Green Ramen – Shepherd Express

Who among us doesn’t have a trick or two up their sleeve when making instant ramen? A vegetable or egg in the pot, your special sauce or powder, and if you have game, maybe a garnish on top. All good. Congratulations. But this soup has several facets.

My breakthrough came when I stopped thinking about what ingredients to add to my ramen and instead started thinking about a packet of instant ramen as an ingredient itself, a raw material that can be used to create a truly unique bowl of noodle soup.

This time of year, the young farmers markets are full of greens, packed with nutrients, fiber, and flavor. The radishes are green, and everything else is green. Lettuce, kale, bok choy, herbs, pea shoots, spinach, watercress, chard, onions, chives, garlic, scallions, green onions, and many other shades of green. If you like things seasonal, like I do, that means a decidedly green ramen. And aside from lettuce (yuck), almost any green will work. I like to add a mix of greens to my ramen. This variety gives the broth a unique and delicate bouquet.

Most enthusiasts have their preferred brand and model of instant ramen. Mine is from the Korean brand Nongshim. It’s called Premium Shin Black with beef bone broth and is sold in packs of four that cost over $15. It’s also extremely spicy, although that’s not mentioned anywhere on the package. Another great Nongshim product is Spicy Seafood. For me, ramen has to be spicy. If the block I’m working with isn’t, I have to customize it with my own level of spiciness.


Green Ramen

Ingredients

  • 1 pack of Nongshim Premium Shin Black with beef bone broth or instant ramen of your choice
  • Various cooked vegetables, ideally three of the following: kale, pak choy, gai long, mustard leaves, spinach, chard…
  • 1 or two eggs
  • Mayo, hoisin, soy sauce, hot sauce, etc.
  • Coriander, basil, chives or spring onions to garnish

Instructions

Clean and chop 4-6 cups of greens. Crack the egg(s) into a small bowl.

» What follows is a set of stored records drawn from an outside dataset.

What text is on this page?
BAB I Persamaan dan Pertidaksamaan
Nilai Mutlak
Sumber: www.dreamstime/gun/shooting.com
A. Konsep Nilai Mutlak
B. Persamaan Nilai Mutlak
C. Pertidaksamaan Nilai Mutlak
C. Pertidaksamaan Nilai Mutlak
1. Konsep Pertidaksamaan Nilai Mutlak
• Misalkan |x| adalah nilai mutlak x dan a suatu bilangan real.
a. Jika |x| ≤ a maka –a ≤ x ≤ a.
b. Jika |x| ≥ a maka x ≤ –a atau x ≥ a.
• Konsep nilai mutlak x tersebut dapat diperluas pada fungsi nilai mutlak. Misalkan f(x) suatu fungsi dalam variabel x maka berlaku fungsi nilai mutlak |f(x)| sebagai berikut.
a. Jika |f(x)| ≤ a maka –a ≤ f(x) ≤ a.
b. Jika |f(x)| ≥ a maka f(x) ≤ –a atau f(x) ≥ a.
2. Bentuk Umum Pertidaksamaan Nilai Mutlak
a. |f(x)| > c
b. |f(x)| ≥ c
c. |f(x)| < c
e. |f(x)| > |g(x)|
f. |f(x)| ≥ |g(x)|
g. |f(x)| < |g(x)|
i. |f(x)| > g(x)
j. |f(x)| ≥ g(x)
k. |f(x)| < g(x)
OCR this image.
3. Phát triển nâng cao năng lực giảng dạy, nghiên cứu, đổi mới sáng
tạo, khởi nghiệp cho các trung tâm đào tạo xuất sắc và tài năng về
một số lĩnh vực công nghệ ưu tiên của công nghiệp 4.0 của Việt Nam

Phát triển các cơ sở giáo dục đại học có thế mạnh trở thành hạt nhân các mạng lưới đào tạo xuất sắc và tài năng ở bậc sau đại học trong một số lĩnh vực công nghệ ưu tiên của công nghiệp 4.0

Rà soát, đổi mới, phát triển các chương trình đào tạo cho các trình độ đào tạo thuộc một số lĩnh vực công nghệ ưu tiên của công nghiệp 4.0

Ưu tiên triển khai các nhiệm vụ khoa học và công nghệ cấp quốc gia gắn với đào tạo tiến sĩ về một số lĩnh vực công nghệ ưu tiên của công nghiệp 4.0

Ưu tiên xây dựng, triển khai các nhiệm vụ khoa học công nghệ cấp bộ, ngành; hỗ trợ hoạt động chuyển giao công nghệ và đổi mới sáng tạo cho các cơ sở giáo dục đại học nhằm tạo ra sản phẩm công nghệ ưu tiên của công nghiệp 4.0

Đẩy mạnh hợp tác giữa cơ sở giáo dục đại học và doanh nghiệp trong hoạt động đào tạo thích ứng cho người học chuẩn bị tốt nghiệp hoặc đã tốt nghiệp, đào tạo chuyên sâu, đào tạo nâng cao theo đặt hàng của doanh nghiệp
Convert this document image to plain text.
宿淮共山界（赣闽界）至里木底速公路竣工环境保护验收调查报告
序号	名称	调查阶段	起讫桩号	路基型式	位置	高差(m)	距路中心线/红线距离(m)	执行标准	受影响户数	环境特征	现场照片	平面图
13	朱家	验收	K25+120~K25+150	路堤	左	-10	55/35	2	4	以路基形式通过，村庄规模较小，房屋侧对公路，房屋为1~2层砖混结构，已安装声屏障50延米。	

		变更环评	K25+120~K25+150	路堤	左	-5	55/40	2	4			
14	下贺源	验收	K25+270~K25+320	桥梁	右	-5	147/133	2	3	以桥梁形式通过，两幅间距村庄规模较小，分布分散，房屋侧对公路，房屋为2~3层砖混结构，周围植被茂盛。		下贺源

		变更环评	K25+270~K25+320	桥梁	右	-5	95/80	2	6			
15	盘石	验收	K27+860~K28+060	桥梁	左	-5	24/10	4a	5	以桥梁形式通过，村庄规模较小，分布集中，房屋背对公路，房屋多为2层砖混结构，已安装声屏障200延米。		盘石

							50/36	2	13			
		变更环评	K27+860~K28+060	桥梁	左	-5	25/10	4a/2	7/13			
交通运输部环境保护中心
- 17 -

Pour 4 cups of water into a saucepan with a lid. Add the contents of the flavor packets from the instant ramen package to the still cold water. Place the noodle block on top. Turn the heat to high. Put the lid on.

When the ramen is rolling, add the vegetables, spreading them out so they are evenly spread over the noodles. Gently pour the egg(s) on top of the vegetables to ensure they are stable. Replace the lid and cook for 2 minutes. Turn off the heat and assess. You don’t want to overcook the egg. Or maybe you do. Cooking eggs is a personal matter. If you think the egg needs a little more cooking, put the lid on for another minute.

At this point, the lettuce will have formed a mat on top of the noodles. Using a spatula or wide spoon, scoop the lettuce and eggs into a bowl. Then, using a fork or chopsticks, add as many noodles as you want to eat to the bowl.

Before eating, pour the remaining broth into a separate container, such as a small pot or cup. Don’t leave extra noodles in the broth like a novice. They will soak it up and become too mushy to be of any use.

Finally, decorate your bowl with garnishes and sauces. Chopped chives or coriander. Hoisin sauce. Vegenaise, mayonnaise.